There are plenty of people who glorify married people, and in the process, degrade single people -- however unwittingly. I'm picking on Touré for a reason. He's smarter than that. He should know better. So should Matt Miller, the guest host who responded to Touré's rant by exclaiming, "Touré, I love that!" and "I agree with all of this."

Matt Miller, who also uncritically highlighted some singles-bashing during a previous stint as Dylan Ratigan's guest host, is, like Touré, not usually one to mindlessly parrot the conservative party line. Dylan Ratigan also fashions himself as a thinker, and often really is. But he, too, has been credulous about the links between marriage and happiness, and has reiterated such shaky statements with as much cautiousness as would Tony Perkins.

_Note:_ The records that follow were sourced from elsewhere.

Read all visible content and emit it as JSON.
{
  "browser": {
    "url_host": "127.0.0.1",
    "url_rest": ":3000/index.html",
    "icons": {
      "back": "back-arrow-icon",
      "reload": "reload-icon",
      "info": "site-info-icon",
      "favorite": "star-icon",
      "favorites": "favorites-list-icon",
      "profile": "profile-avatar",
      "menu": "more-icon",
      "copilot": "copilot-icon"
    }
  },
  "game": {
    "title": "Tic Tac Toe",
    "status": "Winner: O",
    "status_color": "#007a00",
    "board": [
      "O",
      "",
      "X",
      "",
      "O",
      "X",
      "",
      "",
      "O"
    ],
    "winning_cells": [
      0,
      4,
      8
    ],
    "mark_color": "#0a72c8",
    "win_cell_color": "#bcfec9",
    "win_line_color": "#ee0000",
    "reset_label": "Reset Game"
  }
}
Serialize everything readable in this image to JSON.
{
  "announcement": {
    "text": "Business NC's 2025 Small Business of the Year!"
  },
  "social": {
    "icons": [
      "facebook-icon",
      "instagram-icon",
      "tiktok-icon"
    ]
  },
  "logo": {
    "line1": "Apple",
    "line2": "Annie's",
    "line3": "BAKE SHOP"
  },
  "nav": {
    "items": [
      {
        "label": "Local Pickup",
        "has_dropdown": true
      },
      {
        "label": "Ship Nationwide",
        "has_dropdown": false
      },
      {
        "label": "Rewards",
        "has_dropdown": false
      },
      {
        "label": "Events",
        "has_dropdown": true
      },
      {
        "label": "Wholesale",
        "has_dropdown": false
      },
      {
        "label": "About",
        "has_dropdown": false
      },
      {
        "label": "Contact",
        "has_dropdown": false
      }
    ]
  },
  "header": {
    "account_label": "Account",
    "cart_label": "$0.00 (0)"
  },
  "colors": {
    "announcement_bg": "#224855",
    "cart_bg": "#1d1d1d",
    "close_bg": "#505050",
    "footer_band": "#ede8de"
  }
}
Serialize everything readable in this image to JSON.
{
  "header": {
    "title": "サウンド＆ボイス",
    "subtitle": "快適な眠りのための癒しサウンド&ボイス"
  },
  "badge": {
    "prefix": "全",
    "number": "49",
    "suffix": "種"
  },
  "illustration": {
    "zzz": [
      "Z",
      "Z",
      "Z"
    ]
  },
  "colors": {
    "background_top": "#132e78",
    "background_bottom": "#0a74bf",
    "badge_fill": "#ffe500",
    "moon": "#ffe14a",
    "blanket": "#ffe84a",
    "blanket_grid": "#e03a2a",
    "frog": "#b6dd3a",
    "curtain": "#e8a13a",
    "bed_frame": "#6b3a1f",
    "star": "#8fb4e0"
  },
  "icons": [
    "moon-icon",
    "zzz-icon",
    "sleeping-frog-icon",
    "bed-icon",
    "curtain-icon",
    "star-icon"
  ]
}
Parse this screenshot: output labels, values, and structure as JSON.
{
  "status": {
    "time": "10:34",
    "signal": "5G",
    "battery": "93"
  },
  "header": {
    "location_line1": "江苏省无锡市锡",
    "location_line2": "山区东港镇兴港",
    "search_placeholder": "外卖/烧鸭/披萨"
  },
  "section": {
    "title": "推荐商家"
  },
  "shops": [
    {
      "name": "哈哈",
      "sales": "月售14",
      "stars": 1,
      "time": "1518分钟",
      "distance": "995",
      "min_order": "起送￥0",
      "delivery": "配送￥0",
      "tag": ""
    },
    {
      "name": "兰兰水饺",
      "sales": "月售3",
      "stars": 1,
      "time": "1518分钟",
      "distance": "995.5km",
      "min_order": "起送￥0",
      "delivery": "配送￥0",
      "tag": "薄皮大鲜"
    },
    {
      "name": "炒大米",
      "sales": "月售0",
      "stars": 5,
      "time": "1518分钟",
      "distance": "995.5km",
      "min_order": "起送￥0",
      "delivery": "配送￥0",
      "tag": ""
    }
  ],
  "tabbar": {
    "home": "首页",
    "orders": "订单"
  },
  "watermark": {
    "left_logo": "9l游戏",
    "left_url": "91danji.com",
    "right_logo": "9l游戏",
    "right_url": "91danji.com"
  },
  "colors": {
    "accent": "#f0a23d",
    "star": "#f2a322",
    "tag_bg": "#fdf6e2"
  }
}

The stereotyping, stigmatizing, and discrimination against single people -- what I call singlism -- is pervasive. So is matrimania -- the over-the-top hyping of weddings and marriage and coupling. What's more, singlism and matrimania slip by mostly unnoticed and unquestioned, even by progressives and by the intellectual vanguard of our society. That has to stop.

In the most recent issue of Time magazine, Touré contributed an essay on "Black Irony," one of the magazine's "Top 10 Ideas that Are Changing Your Life." (Living solo was #1.) In it, he said:

While our parents battled oppression, we're left to explain that racism is still present to skeptical people who continue to benefit from white privilege but struggle to see how.

Touré, I would like to explain that marital privilege is present and always has been, and that you are benefiting from it.